He lay there with only his diaper on, my grandson Dashiell. It was seven o’clock, time for his bedtime rituals. My wife, who adores this eight week-old child, is ready to give Dash his massage.
She dips her hands in coconut oil and begins to stroke his stomach. She rubs his legs and presses her thumbs gently into the bottoms of his tiny feet. More coconut oil. She circles his arms at the shoulders and massages them all the way down to his finger tips. Then she rubs his hands, circling his palms over and over, manipulating his fingers. The boy is in rapture. His mouth drops open, his dark eyes stare as if to say, “Is this real?”
Seeing Dash literally soaked in his grandmother’s love, my eyes mist over. It’s overwhelming to see a creature so tiny and fragile and helpless being so loved, beautiful to see Pam’s near magic powers to give this infant such bliss.
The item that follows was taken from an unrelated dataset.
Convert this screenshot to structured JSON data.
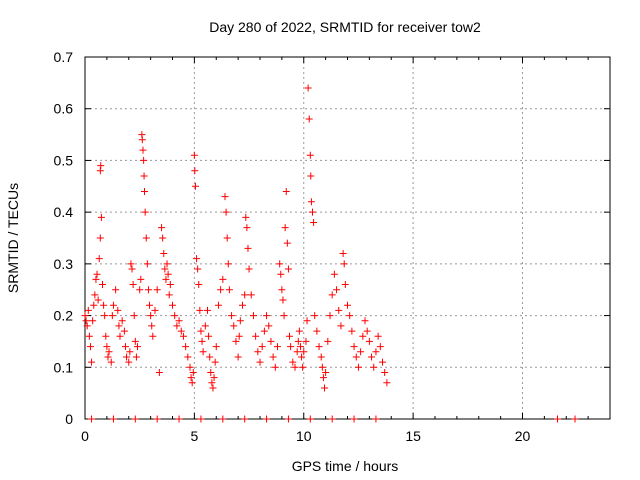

It is hard to believe, but in the early 1900’s the premier pediatrician in America, a man named Dr. Luther Emmett Holt, determined that parents were holding and cuddling their children far too much; they were spoiling them. Parents eager to follow the latest “scientific” guidelines quickly adopted a hands-off parenting style. Within a few years doctors began to notice an alarming rise in infant deaths, especially in otherwise healthy babies. There was no apparent reason for their slinking into torpor and death—it was simply called “failure to thrive.” All because they did not receive enough human touch.
The simple fact is, without being touched we die. Infants literally die from it, but adults also die inside. Just as happens in a heart attack, parts of the heart die and cannot feel anything. Happily, the deadened flesh of this heart can be restored to life again. If we touch people, the old deadness flickers to life.
On Sunday I saw a woman in church, a friend who moved away years ago and was back visiting. I went out at the Peace and gave her a hug, telling her how good it was to see her again. After church she told me of a deep struggle in her life, and how that hug at the Peace was the greatest gift she had received in a long time. It was just a hello hug, I thought. Time and again I am surprised at how the smallest gesture, the simplest touch can bestow life.
We can do this. It costs us nothing. We can put a hand on someone’s shoulder when we say, “How are you?” The touch is what makes the moment beautiful. Rather than just saying, “Good to see you,” we can put an arm around someone and smile as we say those plain old words. Just watch what happens when you do. And for the people God has given us to love, we can hug them and hold their hand or lightly caress their face when we say simple things like, “Good Morning” or “How was your day?” Hearts come back to life.